The thing about learning is that it happens whether you want it to or not. Earnest (read that as: boring, invasive, not particularly attentive) people will tell you to ALWAYS PAY ATTENTION because you never know when a "teachable moment" will occur. But look, you only really have to actively engage at that level if you have some kind of deficit in your sensory inputs. Learning is happening constantly, every second you take in stimuli and react in accordance with it. Hell, even if you don't react and go right ahead and ignore the brake lights in front of you, merging the front of your car violently with the back of the one you were trailing in traffic, that moment of passivity will very quickly pivot to an active lesson in physics involving velocity, mass and the respective tolerance extremes of your muscular and skeletal structures.

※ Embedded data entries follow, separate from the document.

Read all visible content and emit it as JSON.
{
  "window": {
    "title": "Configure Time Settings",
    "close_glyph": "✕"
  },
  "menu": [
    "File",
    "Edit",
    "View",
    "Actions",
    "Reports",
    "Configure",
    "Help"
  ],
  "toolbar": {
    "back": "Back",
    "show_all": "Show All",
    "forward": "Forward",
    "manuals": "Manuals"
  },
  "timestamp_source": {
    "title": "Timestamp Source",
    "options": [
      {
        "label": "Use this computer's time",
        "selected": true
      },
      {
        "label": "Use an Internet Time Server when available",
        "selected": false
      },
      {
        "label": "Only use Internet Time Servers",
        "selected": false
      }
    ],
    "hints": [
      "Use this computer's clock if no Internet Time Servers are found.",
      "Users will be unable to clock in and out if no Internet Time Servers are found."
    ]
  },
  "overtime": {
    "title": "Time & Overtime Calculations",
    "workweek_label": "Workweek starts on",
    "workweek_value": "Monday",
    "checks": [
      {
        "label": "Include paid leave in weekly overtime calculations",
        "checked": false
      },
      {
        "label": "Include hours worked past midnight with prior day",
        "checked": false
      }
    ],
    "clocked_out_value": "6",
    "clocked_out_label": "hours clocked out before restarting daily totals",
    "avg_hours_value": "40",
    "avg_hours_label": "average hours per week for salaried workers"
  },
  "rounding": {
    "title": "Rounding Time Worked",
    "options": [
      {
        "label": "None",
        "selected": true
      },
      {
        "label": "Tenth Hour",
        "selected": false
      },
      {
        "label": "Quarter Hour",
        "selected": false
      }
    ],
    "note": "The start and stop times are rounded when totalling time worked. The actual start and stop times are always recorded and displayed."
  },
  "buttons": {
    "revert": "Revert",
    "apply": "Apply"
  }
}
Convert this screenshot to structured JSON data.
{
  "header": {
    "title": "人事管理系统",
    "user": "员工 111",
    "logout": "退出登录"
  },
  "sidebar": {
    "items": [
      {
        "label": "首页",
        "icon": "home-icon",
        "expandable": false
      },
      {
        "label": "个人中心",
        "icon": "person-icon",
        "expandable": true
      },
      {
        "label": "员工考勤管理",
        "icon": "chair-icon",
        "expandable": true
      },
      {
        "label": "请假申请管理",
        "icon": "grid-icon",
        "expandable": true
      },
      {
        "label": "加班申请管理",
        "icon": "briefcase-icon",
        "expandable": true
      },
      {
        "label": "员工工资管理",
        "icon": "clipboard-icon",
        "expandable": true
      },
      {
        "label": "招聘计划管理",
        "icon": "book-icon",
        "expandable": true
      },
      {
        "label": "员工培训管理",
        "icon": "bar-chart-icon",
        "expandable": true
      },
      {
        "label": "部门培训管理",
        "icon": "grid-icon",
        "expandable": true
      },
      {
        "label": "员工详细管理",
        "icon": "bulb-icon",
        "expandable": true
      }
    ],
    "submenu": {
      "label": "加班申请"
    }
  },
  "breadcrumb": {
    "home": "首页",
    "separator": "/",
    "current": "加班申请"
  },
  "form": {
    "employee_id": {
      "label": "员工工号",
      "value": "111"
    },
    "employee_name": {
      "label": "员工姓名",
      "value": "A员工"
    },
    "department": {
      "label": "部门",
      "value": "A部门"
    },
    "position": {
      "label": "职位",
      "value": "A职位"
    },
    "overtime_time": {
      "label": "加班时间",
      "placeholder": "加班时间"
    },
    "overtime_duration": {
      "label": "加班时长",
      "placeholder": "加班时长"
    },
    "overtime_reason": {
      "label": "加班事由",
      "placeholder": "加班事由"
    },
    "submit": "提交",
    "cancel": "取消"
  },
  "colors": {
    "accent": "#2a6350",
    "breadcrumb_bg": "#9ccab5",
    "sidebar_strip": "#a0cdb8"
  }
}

A week after that, when you're a recovered enough to be coherent, and for the rest of your life, if anyone wonders what it feels like to have a punctured lung, you'll be able to raise a slightly misshapen hand and say honestly: I can help you with that.
Teachable moments have gotten a bad name in recent years, as they only really seem to be openly invoked when a celebrity or a politician gets caught on tape abusing a service worker, driving their Cadillac Escalade into the wall of a Denny's or lustily deploying the N-word in conversation. We know all the standard boilerplate in the ensuing definitely-not-crafted-by-a-PR-professional heartfelt apology... "horrified," "not who I am," "anyone who knows me will tell you...," "teachable moment," "seeking help," "step away from the spotlight," and the classic "inadvertently mixed a decent red wine with my mood stabilizer/back pain pills..." You know it's really serious when they invoke their children, the gross pinnacle of which is "as a father of daughters..." You also know in all those cases, that person is learning some stuff behind the scenes in the moment, mostly what it feels like to be yelled at by all the personal and professional women in their lives.

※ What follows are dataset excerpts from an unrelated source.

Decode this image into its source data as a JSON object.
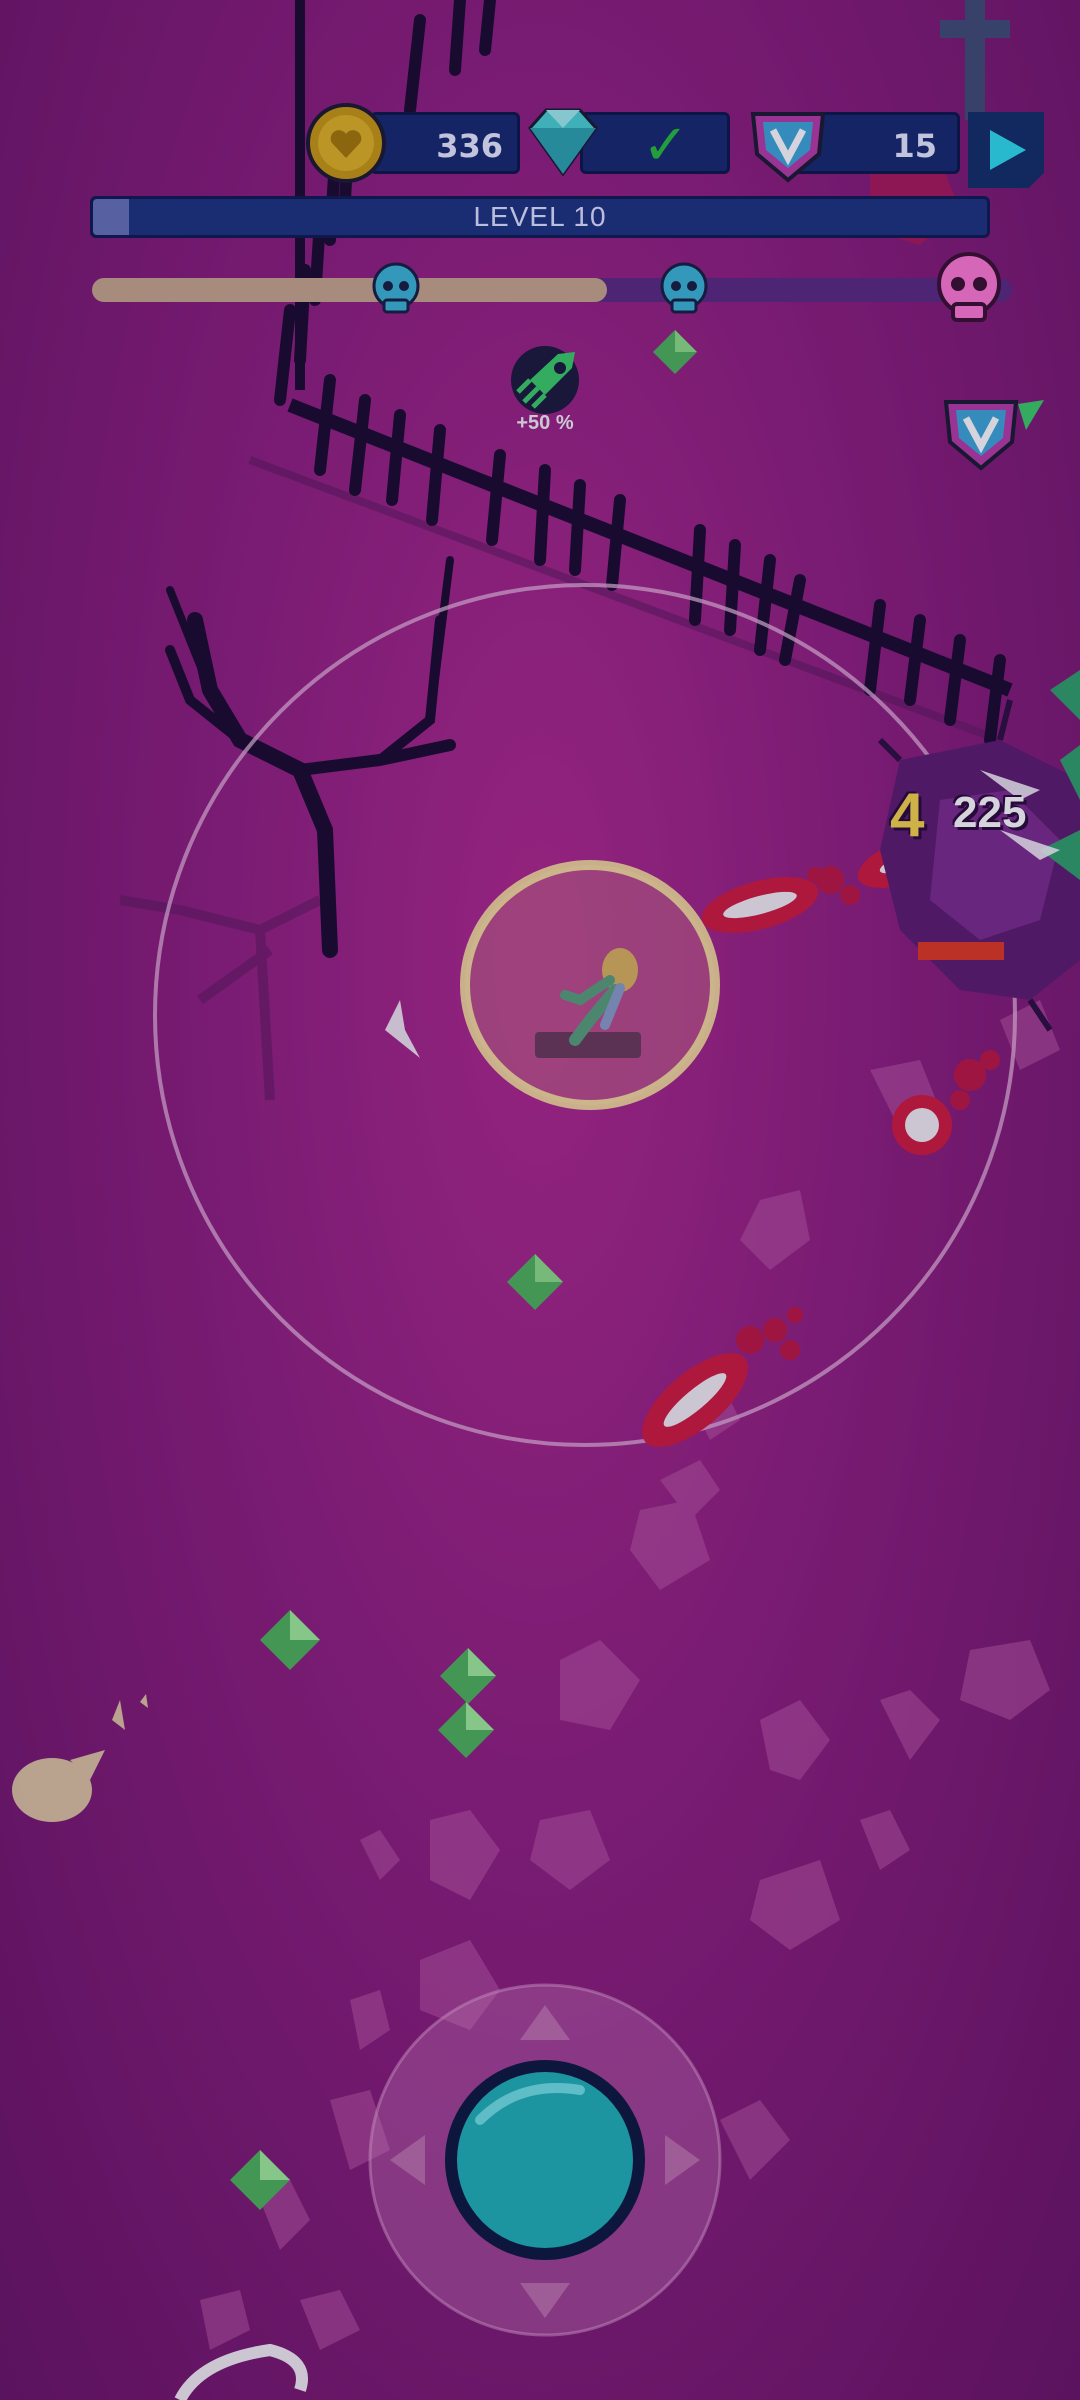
{
  "hud": {
    "coins": "336",
    "gems_check": "✓",
    "vtokens": "15",
    "level_label": "LEVEL 10",
    "level_progress": 0.04,
    "wave_progress": 0.56
  },
  "boost": {
    "label": "+50 %"
  },
  "combat": {
    "damage_main": "4",
    "damage_overlay": "225"
  },
  "colors": {
    "background": "#9a2386",
    "hud_blue": "#152a6e",
    "gem_green": "#5fd05f",
    "enemy_red": "#d01b3c",
    "joystick_teal": "#1fb4b8",
    "skull_blue": "#3ab7d6",
    "skull_pink": "#ff7ad3"
  },
  "icons": {
    "coin": "heart-coin-icon",
    "gem": "diamond-icon",
    "check": "checkmark-icon",
    "vtoken": "v-shield-icon",
    "play": "play-icon",
    "skull_mid": "skull-icon",
    "skull_boss": "boss-skull-icon",
    "boost": "speed-boost-icon"
  }
}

Recently at work I've been asked to actively learn some things, which I never really mind doing. It's a good idea to keep up with the state-of-the-art in whatever industry you're in, even if you're like me and your industry is basically "what do we do with all this stuff that definitely isn't state of the art?" Also it doesn't hurt to break up the routine of your day-to-day by taking some training modules, even if they're online click-and-play and not particularly compelling as a presentation. It's really down to the content to keep you locked in. Now, I just said I was asked to learn about the state-of-the-art in my industry, so I would wager that even though you have no idea what my industry is, you know exactly what the subject of the training is: that's right, it's fucking "AI."
I use the F-word adjective advisedly though, as the combination there with "AI" has/can now lead to some pretty shady shit on the interwebs, but in this case I just mean "accursed" or "bedeviling" and not any kind of sex act. That's the fastest way to have to issue a public apology at work.
I'm actively learning things about the background of AI (which I normally use in quotation marks, since nothing as it exists is actually "artificial intelligence," but I'm too lazy to do all the extra keystrokes to get two of the " going every time I use it) as a technology, which in itself is interesting, I suppose. I'm not really a bleeding-edge technology person. I'm an adamant opter-outer of a lot of it, like Siri or Alexa or whatever specifically. If anything, what I'm learning is that all my attempts to stay un-tracked as much as possible are pretty much a giant waste of time as "AI" has been around WAY longer than I think, and already ingested pretty much everything there is to know about me probably sometime during the second Obama administration.
Passively what I'm discovering--more of a dawning than a thing I learned--is that pretty much every instance where someone in any job is asked to "check out what AI has to offer" for the industry, you're being asked to begin a process that at the end of which involves you or a significant number of your colleagues getting fired and replaced by this thing that never actually does what it promises, even all these years after it's been actively deployed. The result is largely the enshittification of some things that once actually worked and the gleeful firing of whole banks of employees across industries justified in the name of "innovation," unsupported by any facts or results.
I'm realizing I'm being asked to figure out the best and fastest way to outsource my job to a difference engine. The mistake I've made is also following Ed Zitron on bluesky, probably the loudest and best-informed voice out there railing against the tech industry's internal self-talk about what "AI" is at the moment and the feasibility not only of the technology of the industry as a business proposition. So not only do I know I'm abetting my own demise, I'm also actively aware that it will be death by buzzword and bullshit.
I guess I can take some comfort in knowing that a machine will replace me, but it won't replace me competently for another several decades. And that it will be much more expensive in the long run to pay for the cyber-brain services of doing what I do at a poorer or less interesting level of output in both quality and quantity. But I do have a government job; that will just be business as usual.